2. É preciso acabar com os privilégios do serviço público, incluindo os do judiciário, pois o peso do estado é muito grande, não sobrando recursos para aplicação em outras áreas (óbvio). Obs. como bom e legítimo político, ele omite as enormes despesas do legislativo com remunerações miliardárias;

 

3. Comentando sobre a debatida questão ecológica, afirmou: - tratam disso - não diz quem, nem o quê - como se fosse um forte empecilho ao desenvolvimento;

 

4. Em outras considerações, omite aspectos influenciadores e resultantes da globalização, já que não somos uma ilha e sim extensão ou parte da grande tribo mundial.

 

         Enfim, sem abordar as desastrosas administrações da esquerda, concluiu que corrupção em governos do país é endêmica, de certa forma tentando minimizar os gravíssimos desmandos e a corrupção desenfreada entre seus correligionários. Mas, acho, podia tê-la pontuado. Não o fez porquê Lula, pra ele - e a bancada não contestou - seria o único qualificado para unir as forças contrárias a Bolsonaro para combatê-lo. - Não existe outro, disse. Pior que não existe, mesmo! Lula destruiu todos os que, estando ao seu lado, e depois de algum tempo, representaram perigo à sua liderança.

         Isto explica Dilma presidente, candidata imposta por ele, sobre a qual achava ter absoluto controle! Mesmo sendo sua súdita, ela não aceitou o mandato tampão, segurando a cadeira - que ela tanto gostou - para o guru petista, como ele queria. Lula só mantém ao seu lado os asseclas broncos ou os súditos. José Dirceu e Palocci, ex-presidiários, como ele, são mantidos a uma distância segura. O primeiro, uma eminência parda, não é ninguém sem seu chefe/guru; o segundo nem sei, porque "abriu o bico", em delação premiada, sobre os "podres" do ex-presidente, mas... suas palavras "borboletaram" ao vento.

         Claro que, neste pequeno espaço, fica até difícil a gente dizer o que pensa disso. Mas vamos lá!
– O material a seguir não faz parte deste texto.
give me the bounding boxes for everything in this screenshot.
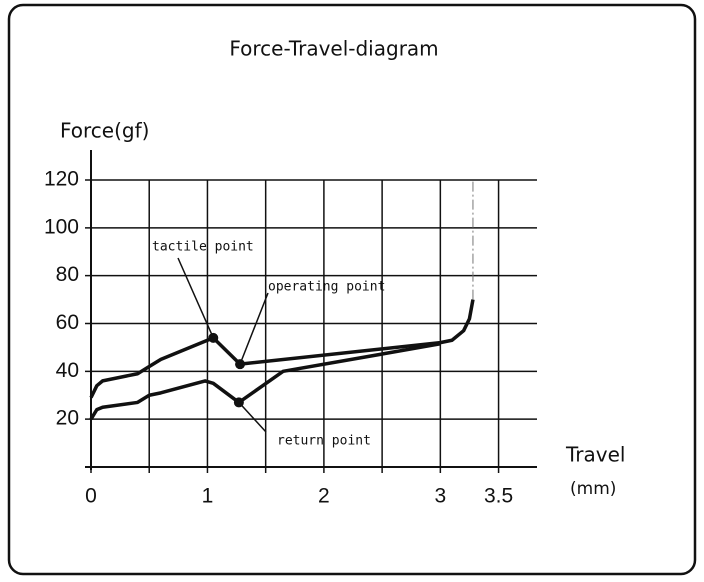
x-tick-label: 2 [318,485,330,508]
chart-title: Force-Travel-diagram [229,37,438,61]
point-label: tactile point [152,240,254,255]
leader-line [177,257,214,339]
y-tick-label: 100 [44,215,79,238]
frame [7,3,697,576]
y-tick-label: 120 [44,168,79,191]
y-tick-label: 80 [56,263,79,286]
y-tick-label: 40 [56,359,79,382]
marked-point [233,397,244,408]
x-tick-label: 3 [435,485,447,508]
marked-point [235,359,246,370]
x-tick-label: 3.5 [484,485,513,508]
point-label: operating point [268,280,385,295]
y-tick-label: 20 [56,407,79,430]
x-axis-label: Travel [565,443,625,467]
x-tick-label: 1 [202,485,214,508]
leader-line [238,401,267,433]
leader-line [239,292,269,365]
x-axis-unit: (mm) [570,479,616,499]
marked-point [208,332,219,343]
force-curve [89,342,441,421]
x-tick-label: 0 [85,485,97,508]
point-label: return point [277,434,371,449]
y-tick-label: 60 [56,311,79,334]
y-axis-label: Force(gf) [60,119,149,143]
         O que assistimos nesses depoimentos de intelectuais brasileiros, de lá e de cá, assusta. Transformaram - e eles que se expliquem - com suas ideológicas soluções para nossos problemas - que deveriam se ater às milhares de cabeças pensantes tupiniquins - em duas peças de um tabuleiro qualquer: de um lado o presidente em mandato (Bolsonaro), falante, de ficha limpa, e, do outro, um ex-presidente (Lula) mais falante e de péssimos antecedentes (está registrado na história), como imprescindíveis às nossas vidas.

         Para o respeitabilíssimo senador Cristovam Buarque a única saída para combater e suplantar o presidente atual, dito por ele.